Hi folks, I've recently started a new job in a new country and one of my first tasks is going to be to validate a mouse cell model (ME3), primarily using RNA-Seq. We're working with adipocyte differentiation, and we've run a time-course RNA-Seq of the differentiation procedure (About 7 days). I have found plenty of GEO datasets which include a similar cell culture RNA-Seq procedure, but from primary mouse pre-adipocytes, and it is against these that I plan to validate our model.
There are plenty of great ideas regarding validating models via static-time RNA-Seq experiments, and this is definitely where I will begin. My thought is that the first half of the process will be graphing gene expressions to show similarity or dissimilarity between our day 0 and day 7 data and those day 0 and day 7 sets I have found at GEO. Hopefully, this will show that at least our pre-adipocytes taste like pre-adipocytes, our adipocytes taste like adipocytes, our snozberries taste like... I am also planning on clustering all of our expression sets together on as many common genes as I can, to get a good dendrogram visualisation of how this model compares to primary cell culture, primary tissue extract and other, more trusted cell models (3T3).

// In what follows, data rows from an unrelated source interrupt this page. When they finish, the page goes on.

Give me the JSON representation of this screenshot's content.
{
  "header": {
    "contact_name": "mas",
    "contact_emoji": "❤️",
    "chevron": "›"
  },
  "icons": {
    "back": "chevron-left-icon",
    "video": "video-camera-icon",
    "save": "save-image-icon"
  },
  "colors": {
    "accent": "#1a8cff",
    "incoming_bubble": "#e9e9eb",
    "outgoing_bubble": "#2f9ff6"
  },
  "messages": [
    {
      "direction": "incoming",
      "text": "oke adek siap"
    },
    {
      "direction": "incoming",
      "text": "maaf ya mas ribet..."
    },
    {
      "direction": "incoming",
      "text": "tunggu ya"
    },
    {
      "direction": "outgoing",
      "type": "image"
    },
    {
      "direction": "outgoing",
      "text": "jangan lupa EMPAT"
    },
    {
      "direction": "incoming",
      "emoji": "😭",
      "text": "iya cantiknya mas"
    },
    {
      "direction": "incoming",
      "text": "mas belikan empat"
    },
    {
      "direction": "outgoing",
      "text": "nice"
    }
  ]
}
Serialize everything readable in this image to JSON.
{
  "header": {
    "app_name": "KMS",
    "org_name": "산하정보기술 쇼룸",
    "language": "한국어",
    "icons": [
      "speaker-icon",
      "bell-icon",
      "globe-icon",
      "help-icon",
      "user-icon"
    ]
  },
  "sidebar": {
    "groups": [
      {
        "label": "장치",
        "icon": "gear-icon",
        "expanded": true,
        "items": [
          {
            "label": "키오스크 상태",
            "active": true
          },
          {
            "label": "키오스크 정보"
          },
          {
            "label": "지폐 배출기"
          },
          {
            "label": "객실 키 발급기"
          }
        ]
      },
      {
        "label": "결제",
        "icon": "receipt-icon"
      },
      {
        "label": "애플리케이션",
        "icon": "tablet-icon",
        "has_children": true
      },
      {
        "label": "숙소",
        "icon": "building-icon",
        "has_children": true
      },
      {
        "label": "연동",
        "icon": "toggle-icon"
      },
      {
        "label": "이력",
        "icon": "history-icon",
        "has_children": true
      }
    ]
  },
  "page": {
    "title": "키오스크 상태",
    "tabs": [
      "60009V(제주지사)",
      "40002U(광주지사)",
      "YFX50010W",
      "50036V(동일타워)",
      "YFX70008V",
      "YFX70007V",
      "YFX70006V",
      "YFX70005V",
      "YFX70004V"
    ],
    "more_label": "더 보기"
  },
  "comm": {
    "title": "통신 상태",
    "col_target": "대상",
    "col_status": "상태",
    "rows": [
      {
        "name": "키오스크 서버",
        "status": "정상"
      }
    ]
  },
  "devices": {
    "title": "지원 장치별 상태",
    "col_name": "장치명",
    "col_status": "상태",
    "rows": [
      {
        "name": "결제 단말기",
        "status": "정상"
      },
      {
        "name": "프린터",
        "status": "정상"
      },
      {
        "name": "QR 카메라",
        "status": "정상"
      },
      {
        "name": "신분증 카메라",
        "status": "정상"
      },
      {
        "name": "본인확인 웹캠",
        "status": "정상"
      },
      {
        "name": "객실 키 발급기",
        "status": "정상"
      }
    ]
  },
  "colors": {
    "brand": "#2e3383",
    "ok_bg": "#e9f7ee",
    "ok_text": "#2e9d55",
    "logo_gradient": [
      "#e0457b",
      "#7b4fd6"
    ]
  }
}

My question is this, after I've done this initial validation (And hopefully found enough reason to continue), is there a lot of scope to then validate further based on the time-course dynamics of the sets. Is the best way to do this to simply compare all of the intermediate days (Day 1 to day 1, day 2 to day 2, etc.)?
One of my considerations is to use WGCNA to form co-expression clusters from each data set, and then test these for module preservation (Are genes being allocated into the same/similar modules in each set?) and for network similarity (Are the intra-module connections between the genes the same/similar in each set?).
If anyone has any ideas that might be useful, I'd really appreciate it.